The Constantinople Convention provided that the canal may be used “in time of war as in time of peace, by every vessel of commerce or of war, without distinction of flag.” The Convention is still in force.

The company was an early example of a truly transnational affair, although most of the ownership was held in Europe, prompting comments regarding European imperialism (Duff 1969). The Khedive, to stave off bankruptcy, sold his remaining shares in the Company to the British Government in 1875, meaning no Egyptians owned shares.

Revenues went to the company until 1956, when Egypt, under the pan-Arab Nationalist Gemmal Abdel Nasser, tried to nationalize the canal company. The 1956 Suez Crisis, still often referenced as one of the most important and dangerous crises of the post-WWII period, was an attempt by the British and French to regain the canal by force. This was unsuccessful, and a few years later Egypt gained full control.

Having successfully engineered the Suez Canal, the French began construction of the Panama Canal, by negotiation with the government of Colombia, which was then, 1881, in control of the area. In 1903, however, Panama declared independence from Colombia. The issue was still in doubt when, the following year, the US simultaneously bought the partly-constructed canal, guaranteed the independence of Panama, and signed a deal with the new state under which the US would have sovereign rights over the Canal Zone in perpetuity (Clark 2017) (Lowe 2007). Having settled the international legal situation through purchase, diplomacy, and treaty, they enforced it by arms, sending ships to prevent Colombia from re-taking the area. The canal opened in 1914, under control of the US Federal Government.
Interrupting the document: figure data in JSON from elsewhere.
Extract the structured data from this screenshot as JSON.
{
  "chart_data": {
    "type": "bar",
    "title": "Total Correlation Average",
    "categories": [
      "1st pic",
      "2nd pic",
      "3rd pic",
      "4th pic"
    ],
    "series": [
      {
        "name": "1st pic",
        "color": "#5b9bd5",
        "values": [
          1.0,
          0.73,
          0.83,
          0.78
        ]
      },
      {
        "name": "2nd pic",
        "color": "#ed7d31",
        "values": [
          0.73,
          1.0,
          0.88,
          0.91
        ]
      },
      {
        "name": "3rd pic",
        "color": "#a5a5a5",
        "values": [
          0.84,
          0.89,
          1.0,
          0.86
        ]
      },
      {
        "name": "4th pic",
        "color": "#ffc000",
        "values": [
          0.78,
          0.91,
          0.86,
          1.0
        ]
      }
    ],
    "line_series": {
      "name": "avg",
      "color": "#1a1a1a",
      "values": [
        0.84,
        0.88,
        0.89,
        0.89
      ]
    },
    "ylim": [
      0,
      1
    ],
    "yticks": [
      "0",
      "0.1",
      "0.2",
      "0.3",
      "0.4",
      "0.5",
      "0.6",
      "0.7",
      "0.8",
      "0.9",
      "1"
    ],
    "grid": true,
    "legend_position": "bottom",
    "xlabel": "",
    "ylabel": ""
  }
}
Clark, G. E. (2017). “From the Panama Canal to Post-Fordism: Producing Temporary Labor Migrants Within and Beyond Agriculture in the United States (1904–2013).” Antipode 49(4): 997-1014.
Abstract In the historical study of modern American capitalism, labor unfreedom in agriculture has been conceptualized as an exception to liberal labor relations in the post-slavery polity, from debt peonage to the threat of deportation from workplaces populated by non-citizen migrants. At the same time, state-enforced labor compulsions and restrictions are increasingly part and parcel of what scholars call neoliberal exceptionalism. This article argues that agricultural and neoliberal exceptionalisms are related, by tracing the historical genealogy and juridical production of a restrictive work status, the deportable temporary labor migrant, across political economies in the modern United States, from imperial construction in the Panama Canal Zone, to agriculture, to the knowledge economy. Contrary to existing notions of temporary work visas as a new form of unfreedom in neoliberalized advanced capitalist states, I show how the threat of deportation is older and rooted in the rise of the liberal regulatory state in a post-slavery, yet persistently racial capitalist political economy. The import of understanding this history of government intervention increases as the liberal regulatory state’s coercive logics and practices intensify and circulate in agriculture and under a post-Fordist regime of accumulation, reproducing racial capitalism in the labor process.

Duff, R. E. B. (1969). 100 years of the Suez Canal. Brighton, Clifton Books.

Lowe, V. (2007). International Law, OUP Oxford.